By publishing its final salaried employment figures for the first quarter of 2022 (+0.3%) on Thursday, INSEE dropped a small bombshell by announcing that it had revised sharply upwards (+240,000) net job creations, already high over the past two years.

As a result, according to INSEE, in the first quarter of 2022, salaried employment (public and private) exceeded its level of a year earlier by 2.9% (i.e. +750,500 jobs).

“Almost a fifth of this increase over one year is explained by the dynamism of work-study contracts, in particular in apprenticeship”, underlines INSEE.

In question, a methodological change which leads INSEE to integrate work-study students (beneficiaries of an apprenticeship or professionalization contract) in its short-term changes in employment, which the Institute has not done so far.

However, work-study students, who are employees, “unambiguously fall under employment, according to the definitions of the International Labor Office (ILO)”, underlines INSEE.

Almost doubling

"As apprenticeship has increased sharply in 2020 and especially in 2021", this revision leads to the recognition of 240,000 additional job creations between the end of 2019 and the end of 2021", announces the Institute.

According to the Department of Statistical Studies of the Ministry of Labor (Dares), 732,000 contracts were signed in 2021 compared to 369,000 in 2019.

This almost doubling is explained both by the 2018 reform, which liberalized apprenticeship in terms of entry conditions and training offer, and by the aid decided during the crisis - 5,000 euros for the hiring a minor, 8,000 for a major-- and extended until the end of the year.

If the professionalization contract has decreased over the same period, from 218,700 to 120,600, the total increase in work-study contracts remains spectacular.

Jean-Luc Mélenchon, the leader of La France Insoumise, in Paris on June 7, 2022 Geoffroy VAN DER HASSELT AFP

Does this mean that the drop in unemployment, and in particular among 15-24 year olds (down 4.5 points over one year), is due to the increase in the number of apprentices?

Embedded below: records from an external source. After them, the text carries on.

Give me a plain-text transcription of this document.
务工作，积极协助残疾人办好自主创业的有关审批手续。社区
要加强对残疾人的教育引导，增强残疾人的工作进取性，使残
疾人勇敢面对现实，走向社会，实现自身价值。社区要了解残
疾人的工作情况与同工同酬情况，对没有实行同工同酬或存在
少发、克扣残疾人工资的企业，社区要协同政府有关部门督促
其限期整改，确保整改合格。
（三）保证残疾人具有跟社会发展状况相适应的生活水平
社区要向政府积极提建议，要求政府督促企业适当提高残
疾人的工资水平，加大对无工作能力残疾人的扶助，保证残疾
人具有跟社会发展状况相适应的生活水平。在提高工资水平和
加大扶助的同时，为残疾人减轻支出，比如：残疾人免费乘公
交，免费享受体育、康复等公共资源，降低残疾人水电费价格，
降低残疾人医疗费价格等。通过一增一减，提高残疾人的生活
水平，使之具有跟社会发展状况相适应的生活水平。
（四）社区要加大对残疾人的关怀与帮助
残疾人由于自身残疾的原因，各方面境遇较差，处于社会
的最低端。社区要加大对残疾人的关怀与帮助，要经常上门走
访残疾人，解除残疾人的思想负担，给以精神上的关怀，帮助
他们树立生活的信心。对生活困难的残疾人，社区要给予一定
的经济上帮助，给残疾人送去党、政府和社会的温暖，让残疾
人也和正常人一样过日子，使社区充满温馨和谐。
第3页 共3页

This is the thesis defended by the leader LFI Jean-Luc Mélenchon who considered Tuesday on France Inter that "unemployment is masked by the use of apprenticeship" and that apprentices "are not hired".

But various INSEE publications deny this thesis.

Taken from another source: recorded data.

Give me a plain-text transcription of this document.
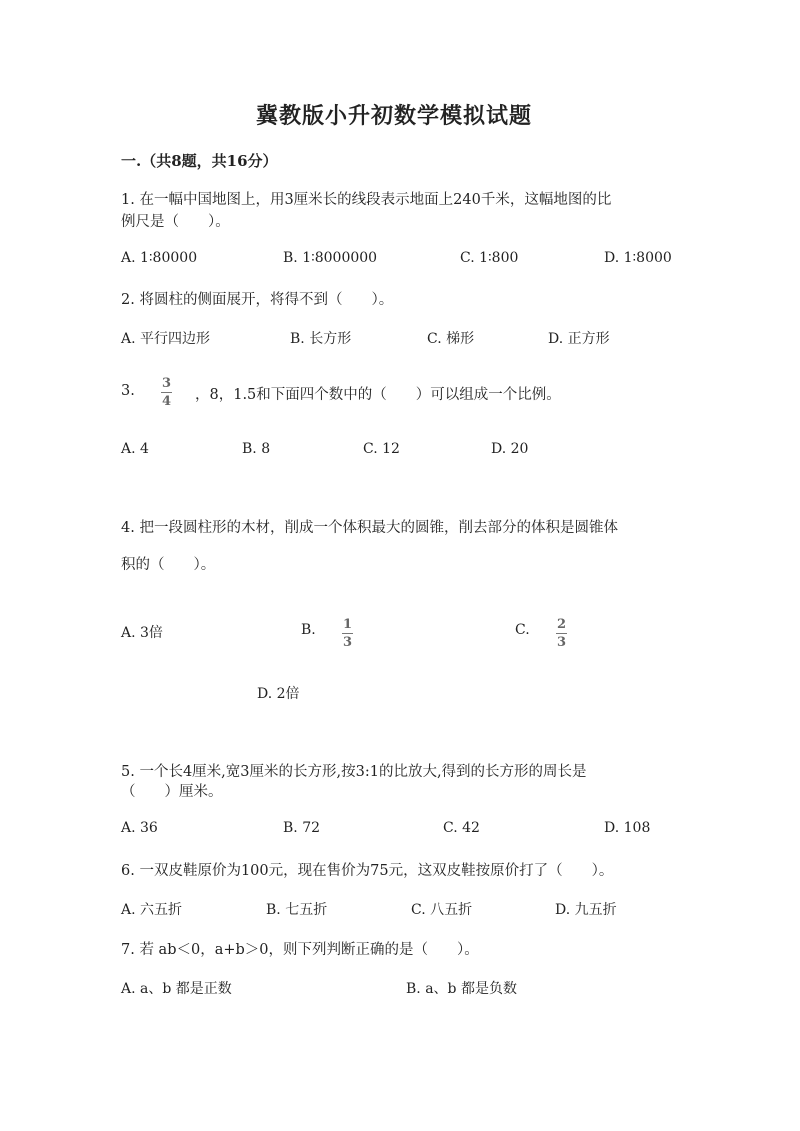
冀教版小升初数学模拟试题
一.（共8题，共16分）
1. 在一幅中国地图上，用3厘米长的线段表示地面上240千米，这幅地图的比
例尺是（　　）。
A. 1∶80000	B. 1∶8000000	C. 1∶800	D. 1∶8000
2. 将圆柱的侧面展开，将得不到（　　）。
A. 平行四边形	B. 长方形	C. 梯形	D. 正方形
3. 3
4 ，8，1.5和下面四个数中的（　　）可以组成一个比例。
A. 4	B. 8	C. 12	D. 20
4. 把一段圆柱形的木材，削成一个体积最大的圆锥，削去部分的体积是圆锥体
积的（　　）。
A. 3倍	B. 1
3
C. 2
3
D. 2倍
5. 一个长4厘米,宽3厘米的长方形,按3:1的比放大,得到的长方形的周长是
（　　）厘米。
A. 36	B. 72	C. 42	D. 108
6. 一双皮鞋原价为100元，现在售价为75元，这双皮鞋按原价打了（　　）。
A. 六五折	B. 七五折	C. 八五折	D. 九五折
7. 若 ab＜0，a+b＞0，则下列判断正确的是（　　）。
A. a、b 都是正数	B. a、b 都是负数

In the first quarter, the unemployment rate stood at 7.3% of the active population (-0.8 points over one year), its lowest level since 2008. It is not only falling among young people but also among 25-49 years (-0.7 over one year) and remains stable among seniors (over 50).

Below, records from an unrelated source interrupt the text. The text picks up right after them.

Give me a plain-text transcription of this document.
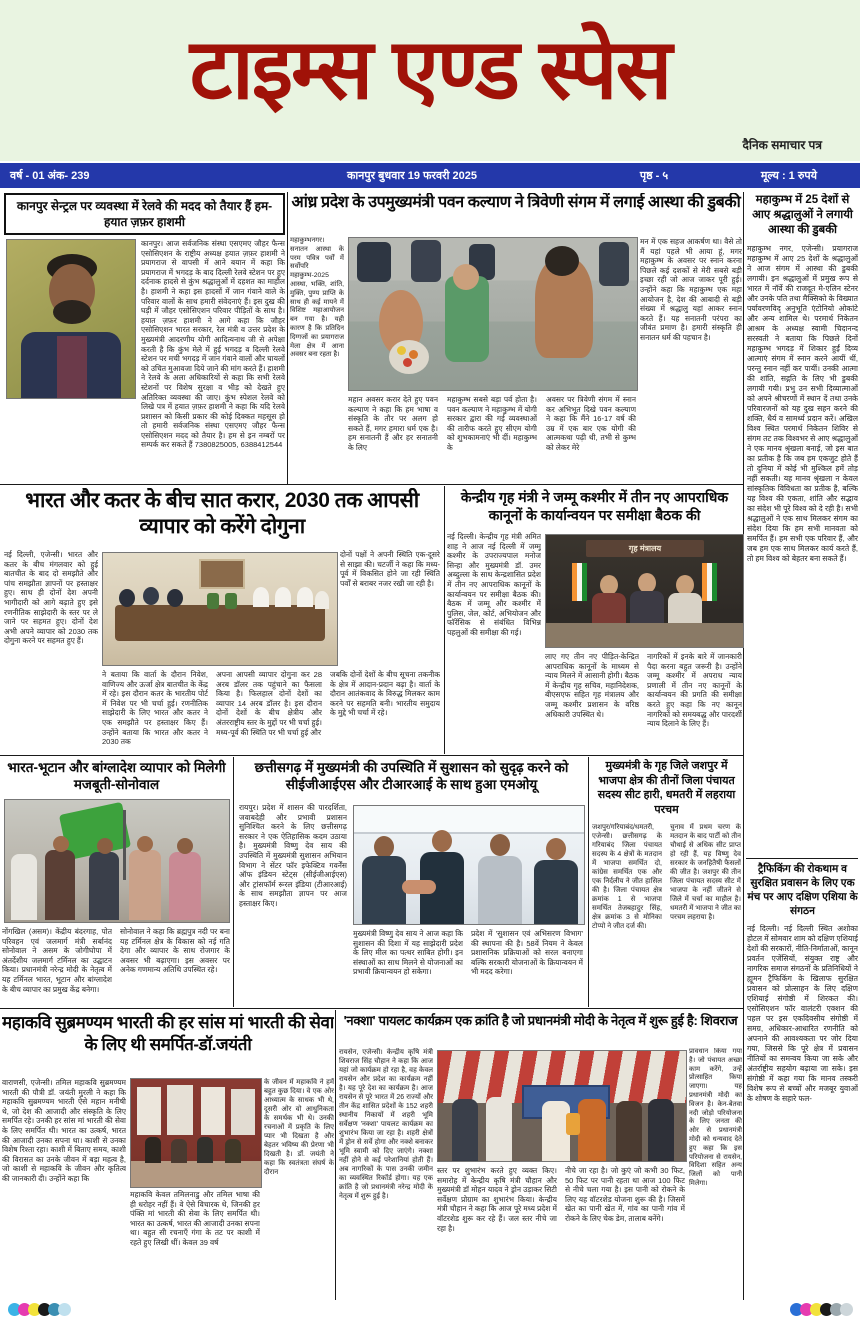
टाइम्स एण्ड स्पेस
दैनिक समाचार पत्र
वर्ष - 01 अंक- 239	कानपुर बुधवार 19 फरवरी 2025	पृष्ठ - ५	मूल्य : 1 रुपये
कानपुर सेन्ट्रल पर व्यवस्था में रेलवे की मदद को तैयार हैं हम- हयात ज़फ़र हाशमी
कानपुर। आज सर्वजनिक संस्था एसएमए जौहर फैन्स एसोसिएशन के राष्ट्रीय अध्यक्ष हयात ज़फ़र हाशमी ने प्रयागराज से वापसी में आने बयान में कहा कि प्रयागराज में भगदड़ के बाद दिल्ली रेलवे स्टेशन पर हुए दर्दनाक हादसे से कुंभ श्रद्धालुओं में दहशत का माहौल है। हाशमी ने कहा इस हादसों में जान गंवाने वाले के परिवार वालों के साथ हमारी संवेदनाएं हैं। इस दुख की घड़ी में जौहर एसोसिएशन परिवार पीड़ितों के साथ है। हयात ज़फ़र हाशमी ने आगे कहा कि जौहर एसोसिएशन भारत सरकार, रेल मंत्री व उत्तर प्रदेश के मुख्यमंत्री आदरणीय योगी आदित्यनाथ जी से अपेक्षा करती है कि कुंभ मेले में हुई भगदड़ व दिल्ली रेलवे स्टेशन पर मची भगदड़ में जान गंवाने वालों और घायलों को उचित मुआवजा दिये जाने की मांग करते हैं। हाशमी ने रेलवे के अला अधिकारियों से कहा कि सभी रेलवे स्टेशनों पर विशेष सुरक्षा व भीड़ को देखते हुए अतिरिक्त व्यवस्था की जाए। कुंभ स्पेशल रेलवे को लिखे पत्र में हयात ज़फ़र हाशमी ने कहा कि यदि रेलवे प्रशासन को किसी प्रकार की कोई दिक्कत महसूस हो तो हमारी सर्वजनिक संस्था एसएमए जौहर फैन्स एसोसिएशन मदद को तैयार है। हम से इन नम्बरों पर सम्पर्क कर सकते हैं 7380825005, 6388412544
आंध्र प्रदेश के उपमुख्यमंत्री पवन कल्याण ने त्रिवेणी संगम में लगाई आस्था की डुबकी
महाकुम्भनगर। सनातन आस्था के परम पवित्र पर्वों में सर्वोपरि महाकुम्भ-2025 आस्था, भक्ति, शांति, मुक्ति, पुण्य प्राप्ति के साथ ही कई मायने में विशिष्ट महाआयोजन बन गया है। यही कारण है कि प्रतिदिन दिग्गजों का प्रयागराज मेला क्षेत्र में आना अवसर बना रहता है।
मन में एक सहज आकर्षण था। वैसे तो मैं यहां पहले भी आया हूं, मगर महाकुम्भ के अवसर पर स्नान करना पिछले कई दशकों से मेरी सबसे बड़ी इच्छा रही जो आज जाकर पूरी हुई। उन्होंने कहा कि महाकुम्भ एक महा आयोजन है, देश की आबादी से बड़ी संख्या में श्रद्धालु यहां आकर स्नान करते हैं। यह सनातनी परंपरा का जीवंत प्रमाण है। हमारी संस्कृति ही सनातन धर्म की पहचान है।
महान अवसर करार देते हुए पवन कल्याण ने कहा कि हम भाषा व संस्कृति के तौर पर अलग हो सकते हैं, मगर हमारा धर्म एक है। हम सनातनी हैं और हर सनातनी के लिए
महाकुम्भ सबसे बड़ा पर्व होता है। पवन कल्याण ने महाकुम्भ में योगी सरकार द्वारा की गई व्यवस्थाओं की तारीफ करते हुए सीएम योगी को शुभकामनाएं भी दीं। महाकुम्भ के
अवसर पर त्रिवेणी संगम में स्नान कर अभिभूत दिखे पवन कल्याण ने कहा कि मैंने 16-17 वर्ष की उम्र में एक बार एक योगी की आत्मकथा पढ़ी थी, तभी से कुम्भ को लेकर मेरे
महाकुम्भ में 25 देशों से आए श्रद्धालुओं ने लगायी आस्था की डुबकी
महाकुम्भ नगर, एजेन्सी। प्रयागराज महाकुम्भ में आए 25 देशों के श्रद्धालुओं ने आज संगम में आस्था की डुबकी लगायी। इन श्रद्धालुओं में प्रमुख रूप से भारत में नॉर्वे की राजदूत मे-एलिन स्टेनर और उनके पति तथा मैक्सिको के विख्यात पर्यावरणविद् अनुभूति एंटोनियो ओकांटे और अन्य शामिल थे। परमार्थ निकेतन आश्रम के अध्यक्ष स्वामी चिदानन्द सरस्वती ने बताया कि पिछले दिनों महाकुम्भ भगदड़ में शिकार हुईं दिव्य आत्माएं संगम में स्नान करने आयीं थीं, परन्तु स्नान नहीं कर पायीं। उनकी आत्मा की शांति, सद्गति के लिए भी डुबकी लगायी गयी। प्रभु उन सभी दिव्यात्माओं को अपने श्रीचरणों में स्थान दें तथा उनके परिवारजनों को यह दुख सहन करने की शक्ति, धैर्य व सामर्थ्य प्रदान करें। अखिल विश्व स्थित परमार्थ निकेतन शिविर से संगम तट तक विश्वभर से आए श्रद्धालुओं ने एक मानव श्रृंखला बनाई, जो इस बात का प्रतीक है कि जब हम एकजुट होते हैं तो दुनिया में कोई भी मुश्किल हमें तोड़ नहीं सकती। यह मानव श्रृंखला न केवल सांस्कृतिक विविधता का प्रतीक है, बल्कि यह विश्व की एकता, शांति और सद्भाव का संदेश भी पूरे विश्व को दे रही है। सभी श्रद्धालुओं ने एक साथ मिलकर संगम का संदेश दिया कि हम सभी मानवता को समर्पित हैं। हम सभी एक परिवार हैं, और जब हम एक साथ मिलकर कार्य करते हैं, तो हम विश्व को बेहतर बना सकते हैं।
भारत और कतर के बीच सात करार, 2030 तक आपसी व्यापार को करेंगे दोगुना
नई दिल्ली, एजेन्सी। भारत और कतर के बीच मंगलवार को हुई बातचीत के बाद दो समझौते और पांच समझौता ज्ञापनों पर हस्ताक्षर हुए। साथ ही दोनों देश अपनी भागीदारी को आगे बढ़ाते हुए इसे रणनीतिक साझेदारी के स्तर पर ले जाने पर सहमत हुए। दोनों देश अभी अपने व्यापार को 2030 तक दोगुना करने पर सहमत हुए हैं।
दोनों पक्षों ने अपनी स्थिति एक-दूसरे से साझा की। चटर्जी ने कहा कि मध्य-पूर्व में विकसित होने जा रही स्थिति पर्वों से बराबर नजर रखी जा रही है।
ने बताया कि वार्ता के दौरान निवेश, वाणिज्य और ऊर्जा क्षेत्र बातचीत के केंद्र में रहे। इस दौरान कतर के भारतीय पोर्ट में निवेश पर भी चर्चा हुई। रणनीतिक साझेदारी के लिए भारत और कतर ने एक समझौते पर हस्ताक्षर किए हैं। उन्होंने बताया कि भारत और कतर ने 2030 तक
अपना आपसी व्यापार दोगुना कर 28 अरब डॉलर तक पहुंचाने का फैसला किया है। फिलहाल दोनों देशों का व्यापार 14 अरब डॉलर है। इस दौरान दोनों देशों के बीच क्षेत्रीय और अंतरराष्ट्रीय स्तर के मुद्दों पर भी चर्चा हुई। मध्य-पूर्व की स्थिति पर भी चर्चा हुई और
जबकि दोनों देशों के बीच सूचना तकनीक के क्षेत्र में आदान-प्रदान बढ़ा है। वार्ता के दौरान आतंकवाद के विरुद्ध मिलकर काम करने पर सहमति बनी। भारतीय समुदाय के मुद्दे भी चर्चा में रहे।
केन्द्रीय गृह मंत्री ने जम्मू कश्मीर में तीन नए आपराधिक कानूनों के कार्यान्वयन पर समीक्षा बैठक की
नई दिल्ली। केन्द्रीय गृह मंत्री अमित शाह ने आज नई दिल्ली में जम्मू कश्मीर के उपराज्यपाल मनोज सिन्हा और मुख्यमंत्री डॉ. उमर अब्दुल्ला के साथ केन्द्रशासित प्रदेश में तीन नए आपराधिक कानूनों के कार्यान्वयन पर समीक्षा बैठक की। बैठक में जम्मू और कश्मीर में पुलिस, जेल, कोर्ट, अभियोजन और फॉरेंसिक से संबंधित विभिन्न पहलुओं की समीक्षा की गई।
गृह मंत्रालय
लाए गए तीन नए पीड़ित-केन्द्रित आपराधिक कानूनों के माध्यम से न्याय मिलने में आसानी होगी। बैठक में केन्द्रीय गृह सचिव, महानिदेशक, बीएसएफ सहित गृह मंत्रालय और जम्मू कश्मीर प्रशासन के वरिष्ठ अधिकारी उपस्थित थे।
नागरिकों में इनके बारे में जानकारी पैदा करना बहुत जरूरी है। उन्होंने जम्मू कश्मीर में अपराध न्याय प्रणाली में तीन नए कानूनों के कार्यान्वयन की प्रगति की समीक्षा करते हुए कहा कि नए कानून नागरिकों को समयबद्ध और पारदर्शी न्याय दिलाने के लिए हैं।
भारत-भूटान और बांग्लादेश व्यापार को मिलेगी मजबूती-सोनोवाल
नोंगखिल (असम)। केंद्रीय बंदरगाह, पोत परिवहन एवं जलमार्ग मंत्री सर्बानंद सोनोवाल ने असम के जोगीघोपा में अंतर्देशीय जलमार्ग टर्मिनल का उद्घाटन किया। प्रधानमंत्री नरेन्द्र मोदी के नेतृत्व में यह टर्मिनल भारत, भूटान और बांग्लादेश के बीच व्यापार का प्रमुख केंद्र बनेगा।
सोनोवाल ने कहा कि ब्रह्मपुत्र नदी पर बना यह टर्मिनल क्षेत्र के विकास को नई गति देगा और व्यापार के साथ रोजगार के अवसर भी बढ़ाएगा। इस अवसर पर अनेक गणमान्य अतिथि उपस्थित रहे।
छत्तीसगढ़ में मुख्यमंत्री की उपस्थिति में सुशासन को सुदृढ़ करने को सीईजीआईएस और टीआरआई के साथ हुआ एमओयू
रायपुर। प्रदेश में शासन की पारदर्शिता, जवाबदेही और प्रभावी प्रशासन सुनिश्चित करने के लिए छत्तीसगढ़ सरकार ने एक ऐतिहासिक कदम उठाया है। मुख्यमंत्री विष्णु देव साय की उपस्थिति में मुख्यमंत्री सुशासन अभियान विभाग ने सेंटर फॉर इफेक्टिव गवर्नेंस ऑफ इंडियन स्टेट्स (सीईजीआईएस) और ट्रांसफॉर्म रूरल इंडिया (टीआरआई) के साथ समझौता ज्ञापन पर आज हस्ताक्षर किए।
मुख्यमंत्री विष्णु देव साय ने आज कहा कि सुशासन की दिशा में यह साझेदारी प्रदेश के लिए मील का पत्थर साबित होगी। इन संस्थाओं का साथ मिलने से योजनाओं का प्रभावी क्रियान्वयन हो सकेगा।
प्रदेश में 'सुशासन एवं अभिसरण विभाग' की स्थापना की है। 58वें नियम ने केवल प्रशासनिक प्रक्रियाओं को सरल बनाएगा बल्कि सरकारी योजनाओं के क्रियान्वयन में भी मदद करेगा।
मुख्यमंत्री के गृह जिले जशपुर में भाजपा क्षेत्र की तीनों जिला पंचायत सदस्य सीट हारी, धमतरी में लहराया परचम
जशपुर/गरियाबंद/धमतरी, एजेन्सी। छत्तीसगढ़ के गरियाबंद जिला पंचायत सदस्य के 4 क्षेत्रों के मतदान में भाजपा समर्थित दो, कांग्रेस समर्थित एक और एक निर्दलीय ने जीत हासिल की है। जिला पंचायत क्षेत्र क्रमांक 1 से भाजपा समर्थित तेजबहादुर सिंह, क्षेत्र क्रमांक 3 से मोनिका टोप्पो ने जीत दर्ज की।
चुनाव में प्रथम चरण के मतदान के बाद पार्टी को तीन चौथाई से अधिक सीट प्राप्त हो रही हैं, यह विष्णु देव सरकार के जनहितैषी फैसलों की जीत है। जशपुर की तीन जिला पंचायत सदस्य सीट में भाजपा के नहीं जीतने से जिले में चर्चा का माहौल है। धमतरी में भाजपा ने जीत का परचम लहराया है।
ट्रैफिकिंग की रोकथाम व सुरक्षित प्रवासन के लिए एक मंच पर आए दक्षिण एशिया के संगठन
नई दिल्ली। नई दिल्ली स्थित अशोका होटल में सोमवार शाम को दक्षिण एशियाई देशों की सरकारों, नीति-निर्माताओं, कानून प्रवर्तन एजेंसियों, संयुक्त राष्ट्र और नागरिक समाज संगठनों के प्रतिनिधियों ने ह्यूमन ट्रैफिकिंग के खिलाफ सुरक्षित प्रवासन को प्रोत्साहन के लिए दक्षिण एशियाई संगोष्ठी में शिरकत की। एसोसिएशन फॉर वालंटरी एक्शन की पहल पर इस एकदिवसीय संगोष्ठी में समग्र, अधिकार-आधारित रणनीति को अपनाने की आवश्यकता पर जोर दिया गया, जिससे कि पूरे क्षेत्र में प्रवासन नीतियों का समन्वय किया जा सके और अंतर्राष्ट्रीय सहयोग बढ़ाया जा सके। इस संगोष्ठी में कहा गया कि मानव तस्करी विशेष रूप से बच्चों और मजबूर युवाओं के शोषण के सहारे फल-
महाकवि सुब्रमण्यम भारती की हर सांस मां भारती की सेवा के लिए थी समर्पित-डॉ.जयंती
वाराणसी, एजेन्सी। तमिल महाकवि सुब्रमण्यम भारती की पौत्री डॉ. जयंती मुरली ने कहा कि महाकवि सुब्रमण्यम भारती ऐसे महान मनीषी थे, जो देश की आजादी और संस्कृति के लिए समर्पित रहे। उनकी हर सांस मां भारती की सेवा के लिए समर्पित थी। भारत का उत्कर्ष, भारत की आजादी उनका सपना था। काशी से उनका विशेष रिश्ता रहा। काशी में बिताए समय, काशी की विरासत का उनके जीवन में बड़ा महत्व है, जो काशी से महाकवि के जीवन और कृतित्व की जानकारी दी। उन्होंने कहा कि
महाकवि केवल तमिलनाडु और तमिल भाषा की ही धरोहर नहीं हैं। वे ऐसे विचारक थे, जिनकी हर पंक्ति मां भारती की सेवा के लिए समर्पित थी। भारत का उत्कर्ष, भारत की आजादी उनका सपना था। बहुत सी रचनाएँ गंगा के तट पर काशी में रहते हुए लिखी थीं। केवल 39 वर्ष
के जीवन में महाकवि ने हमें बहुत कुछ दिया। वे एक ओर आध्यात्म के साधक भी थे, दूसरी ओर वो आधुनिकता के समर्थक भी थे। उनकी रचनाओं में प्रकृति के लिए प्यार भी दिखता है और बेहतर भविष्य की प्रेरणा भी दिखती है। डॉ. जयंती ने कहा कि स्वतंत्रता संघर्ष के दौरान
'नक्शा' पायलट कार्यक्रम एक क्रांति है जो प्रधानमंत्री मोदी के नेतृत्व में शुरू हुई है: शिवराज
रायसेन, एजेन्सी। केन्द्रीय कृषि मंत्री शिवराज सिंह चौहान ने कहा कि आज यहां जो कार्यक्रम हो रहा है, वह केवल रायसेन और प्रदेश का कार्यक्रम नहीं है। यह पूरे देश का कार्यक्रम है। आज रायसेन से पूरे भारत में 26 राज्यों और तीन केंद्र शासित प्रदेशों के 152 शहरी स्थानीय निकायों में शहरी भूमि सर्वेक्षण 'नक्शा' पायलट कार्यक्रम का शुभारंभ किया जा रहा है। शहरी क्षेत्रों में ड्रोन से सर्वे होगा और नक्शे बनाकर भूमि स्वामी को दिए जाएंगे। नक्शा नहीं होने से कई परेशानियां होती हैं। अब नागरिकों के पास उनकी जमीन का व्यवस्थित रिकॉर्ड होगा। यह एक क्रांति है जो प्रधानमंत्री नरेन्द्र मोदी के नेतृत्व में शुरू हुई है।
स्तर पर शुभारंभ करते हुए व्यक्त किए। समारोह में केन्द्रीय कृषि मंत्री चौहान और मुख्यमंत्री डॉ मोहन यादव ने ड्रोन उड़ाकर सिटी सर्वेक्षण प्रोग्राम का शुभारंभ किया। केन्द्रीय मंत्री चौहान ने कहा कि आज पूरे मध्य प्रदेश में वॉटरशेड शुरू कर रहे हैं। जल स्तर नीचे जा रहा है।
नीचे जा रहा है। जो कुएं जो कभी 30 फिट, 50 फिट पर पानी रहता था आज 100 फिट से नीचे चला गया है। इस पानी को रोकने के लिए यह वॉटरशेड योजना शुरू की है। जिसमें खेत का पानी खेत में, गांव का पानी गांव में रोकने के लिए चेक डेम, तालाब बनेंगे।
प्रावधान किया गया है। जो पंचायत अच्छा काम करेंगे, उन्हें प्रोत्साहित किया जाएगा। यह प्रधानमंत्री मोदी का विजन है। केन-बेतवा नदी जोड़ो परियोजना के लिए जनता की ओर से प्रधानमंत्री मोदी को धन्यवाद देते हुए कहा कि इस परियोजना से रायसेन, विदिशा सहित अन्य जिलों को पानी मिलेगा।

"Mélenchon takes himself for Insee"

"Mr. Mélenchon thinks he is Insee (...), except that he says things that are false since unemployment is falling", quipped Thursday morning the Minister of Labor Olivier Dussopt on LCI.

For him, it is also "an abyssal contempt" to "tell people who are learning that they do not have a real job".

In its latest economic report, INSEE recognizes that “the sharp increase in the number of work-study contracts clearly supports the increase in the activity rate and the employment rate of young people”.

At the end of 2021, the employment rate was thus "5.3 points above its level at the end of 2015, including 2.9 points linked to the development of work-study".

But this also means that nearly half of the increase in this employment rate is linked to contracts other than work-study (CDI, CDD, etc.).

The impact on the fall in unemployment is more limited because the majority of apprenticeship contracts are not made by job seekers but by students.

“In 2020, 53.9% of new apprentices were studying before the start of the contract and only 28.1% were already in apprenticeship or job seekers”, according to INSEE.

According to the latest figures published by Dares, in July 2021, one year after leaving their studies, 69% of apprentices and 49% of vocational high school students from CAP to BTS level were in paid employment in the private sector.